COPPA 2.0 moves forward, and Congress flirts with an ID checkpoint

I was sitting under the fluorescent hum of a public library, the kind with carpet that has seen three decades of civic disappointment, when the phones started lighting up about kids online. Again. The subject arrives like a familiar manila folder at a midnight committee hearing: good intentions, bad incentives, and a stubborn urge to solve a digital problem with paperwork that looks suspiciously like surveillance.

This week in Washington offered a clean contrast: one real privacy upgrade, and one temptation to build an ID turnstile, one child at a time.

Senate: COPPA 2.0 advances child and teen privacy

On March 5, the Senate cleared COPPA 2.0 by unanimous consent, according to Sen. Ed Markey’s office. It aims to update the 1998 children’s privacy law for a world where data extraction is not a side hustle. It is the business model.

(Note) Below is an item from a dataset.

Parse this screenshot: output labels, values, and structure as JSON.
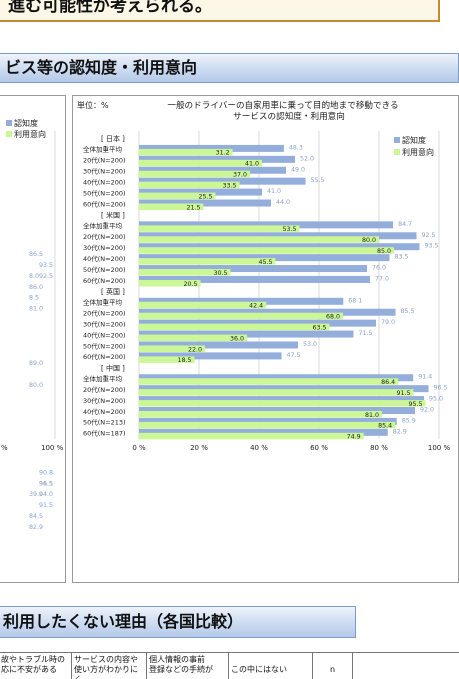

The details matter. COPPA 2.0 defines a teen as age 13 up to under 17. It pushes basic privacy hygiene: limits on retaining kids’ and teens’ data longer than necessary, stronger security practices, and a more meaningful ability to review, correct, and delete personal information. It also requires notice if a child’s or teen’s personal information is stored or transferred outside the United States.

And then there is the sentence worth printing in neon: the bill says it should not be construed to require operators to collect age data they do not already collect, and it should not require age gating or age verification functionality. For once, Congress is admitting you do not fix a privacy leak by demanding more personal information.

House: kids online package, plus app store age verification

Now step into the House Energy and Commerce Committee markup, where the word “kid” can be used like a skeleton key. As Roll Call reported March 6, the committee advanced a broader kids online package after partisan fights over issues including preemption of state laws and what counts as knowing a child is on a platform. In the same orbit, a bill requiring age verification in app stores and parental consent for minors to download apps advanced 26 to 23. The KIDS Act package advanced 28 to 24.

Axios, reporting March 5, captured the dispute: Democrats warning about preemption and House Republicans pushing forward anyway, with guardrails for AI chatbots folded into the package. Everyone says they are protecting kids. Everyone says the other side is helping Big Tech. Washington is a town where even the finger-wagging has a lobbyist.

The Orwell check

Listen to the euphemism machine around age verification: “age assurance,” “age appropriate design,” “parental consent.” It sounds like a seatbelt. But the mechanism often looks like a checkpoint, and checkpoints have a habit of expanding. Temporary powers, permanent infrastructure.

Age verification is not just a policy. It is a data system: IDs, biometrics, third-party verification logs, and the metadata that tags along. Once the pipe exists, it gets repurposed.

The Paine test and the liberty ledger

Run the Paine test. Does app store age verification expand liberty or concentrate power? It concentrates, shifting the internet from open-by-default to permissioned-by-default, with lawful speech and lawful tools mediated by identity checks.

Put it on the liberty ledger. Gains: stronger rights and clearer limits on data harvesting from kids and teens. Losses: adults get logged to prove they are adults; teens who need privacy from unsafe homes get shoved into parental-consent chokepoints; people without easy access to IDs get nudged out; and new databases have a way of leaking at the worst possible moment.

Guardrails: protect minors without building a registry

• Follow COPPA 2.0’s logic: regulate data practices, not identity.
• If any age-related signal is required, make it privacy-preserving: minimal data, strict purpose limits, short retention, real penalties for misuse.
• Do not preempt stronger state protections unless the federal standard is actually strong.
• Enforcement matters: give regulators the tools and resources to penalize companies that profit from tracking kids.

Sunlight and oversight still do the heavy lifting. If lawmakers want to redesign online life, keep hearings public, audit the technical assumptions, measure the privacy impacts, and let courts swat down any “for the children” shortcut that tramples adult speech and due process. If the goal is protecting kids, why are so many proposals built around collecting more information from everyone?